I was overwhelmed by the ‘what would have been’ verses the ‘what will be’ for Lydia DanQing. I was a jumble of emotions I didn’t/don’t really know how to process. I was struck by so many things that made me sad. The small rooms, the shear amount of concrete and grey and cold. And the toys. Where were the toys?
(Here is where I stopped writing for a while, because Lydia woke up from her nap and we took her to the park) As we walked to the park I told Lars, “I’m just holding-out hope that the Half-The-Sky organization actually came and worked with Liddy at the orphanage. I would feel much better just knowing that.” After a lovely visit to the park- a long sprawling park, with ponds and paddle-boats and carnival rides we returned to the hotel.)
We got back to the hotel, reviewed some paperwork with the CCAI reps and then Jesus gave us a gift. Our rep Rita gave Lars a packet. The packet read, “Half the Sky Foundation: Child’s Memory Book” starting 7-9-2012. And there it was. Lydia’s history in pictures and development reports. Everything. Jesus is so kind, so gracious and loving to soothe my mothers heart with this gift. There were footprints and reports listed for every ten days. Pictures of her learning to sit up, to crawl, playing with TOYS, walking outside, holding flowers, playing with friends. I am overcome with all that we now know, or rather, all that we will know, because the entire report is in Chinese. But, the moment I get home I will find my one Chinese friend and see if she can translate it for me. I may need to pay her… it’s long. 🙂 What gift for Lydia to have that memory book, some of the missing pieces to her history. And what a joy to think of sharing it with her when she begins to ask questions in a few years.
As Lars and I sat on the bed looking at the pictures together we experienced a strange combination of emotions. We were elated and then grieved all at the same time. Lars noted that we were looking at all that we have missed. We didn’t get to see her learn to crawl.
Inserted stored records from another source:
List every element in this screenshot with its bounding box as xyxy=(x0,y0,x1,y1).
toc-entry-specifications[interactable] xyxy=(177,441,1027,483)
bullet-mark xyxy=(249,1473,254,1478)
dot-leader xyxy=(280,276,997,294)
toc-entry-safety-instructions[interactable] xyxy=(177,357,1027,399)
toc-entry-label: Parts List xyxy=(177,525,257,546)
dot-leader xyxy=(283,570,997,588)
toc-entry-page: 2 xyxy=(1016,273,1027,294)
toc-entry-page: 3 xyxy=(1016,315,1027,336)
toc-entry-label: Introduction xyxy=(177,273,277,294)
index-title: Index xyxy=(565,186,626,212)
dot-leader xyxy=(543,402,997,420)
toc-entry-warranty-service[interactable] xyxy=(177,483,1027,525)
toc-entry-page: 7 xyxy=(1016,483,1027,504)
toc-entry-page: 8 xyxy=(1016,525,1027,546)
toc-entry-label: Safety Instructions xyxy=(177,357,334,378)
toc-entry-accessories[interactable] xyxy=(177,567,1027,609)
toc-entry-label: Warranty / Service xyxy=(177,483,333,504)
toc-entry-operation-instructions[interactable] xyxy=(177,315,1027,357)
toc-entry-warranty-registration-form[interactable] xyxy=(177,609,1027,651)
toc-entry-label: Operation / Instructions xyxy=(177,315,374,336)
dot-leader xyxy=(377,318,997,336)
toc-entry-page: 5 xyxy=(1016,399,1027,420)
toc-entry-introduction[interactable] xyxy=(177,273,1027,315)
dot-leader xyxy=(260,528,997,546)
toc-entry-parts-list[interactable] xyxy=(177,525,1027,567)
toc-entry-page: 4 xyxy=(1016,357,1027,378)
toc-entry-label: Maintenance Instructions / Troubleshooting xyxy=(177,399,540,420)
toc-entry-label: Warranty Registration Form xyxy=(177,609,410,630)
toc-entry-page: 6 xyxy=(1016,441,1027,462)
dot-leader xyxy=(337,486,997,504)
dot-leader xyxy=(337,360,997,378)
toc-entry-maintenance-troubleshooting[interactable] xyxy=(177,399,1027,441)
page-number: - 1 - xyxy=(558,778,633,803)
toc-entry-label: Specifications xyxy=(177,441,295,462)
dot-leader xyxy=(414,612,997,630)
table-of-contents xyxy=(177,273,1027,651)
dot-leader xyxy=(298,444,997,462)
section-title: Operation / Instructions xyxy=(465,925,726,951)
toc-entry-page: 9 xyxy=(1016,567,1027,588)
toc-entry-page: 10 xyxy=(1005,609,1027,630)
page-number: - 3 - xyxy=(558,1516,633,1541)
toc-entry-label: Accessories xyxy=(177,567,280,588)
We don’t know her first word. We were not there to hold her tiny hands as she learned to walk. But we rest in the peace that someone was. Nannies and the woman in the pictures with her. Someone was there to clap for her when she took her first steps, to say good job when she mastered a new skill. Someone cared, and that’s what matters.
So it was indeed an overwhelming day. And I remain sad for the environment Lydia was in, for the amount of concrete and lack of stimuli, but here are some things I am thankful for. I am thankful that Lydia was well cared for- that there were many nannies at the Xinyang Orphanage. I am thankful there seemed to be adequate food, Lydia’s thighs are a testament to that. And with our afternoon gift of Lydia’s Memory Book, we are ever so thankful to know that Lydia had a good amount of intentional nurture from trained care-givers.
And now she is ours. Ours to teach and encourage and watch grow. We get to be her cheerleaders, her encouragers, her safe-haven. And so much more. We get to tell her we love her, to hold her when she cries, to delight in her laughter, to introduce her to Jesus. She is ours. What gift, what blessing, what grace.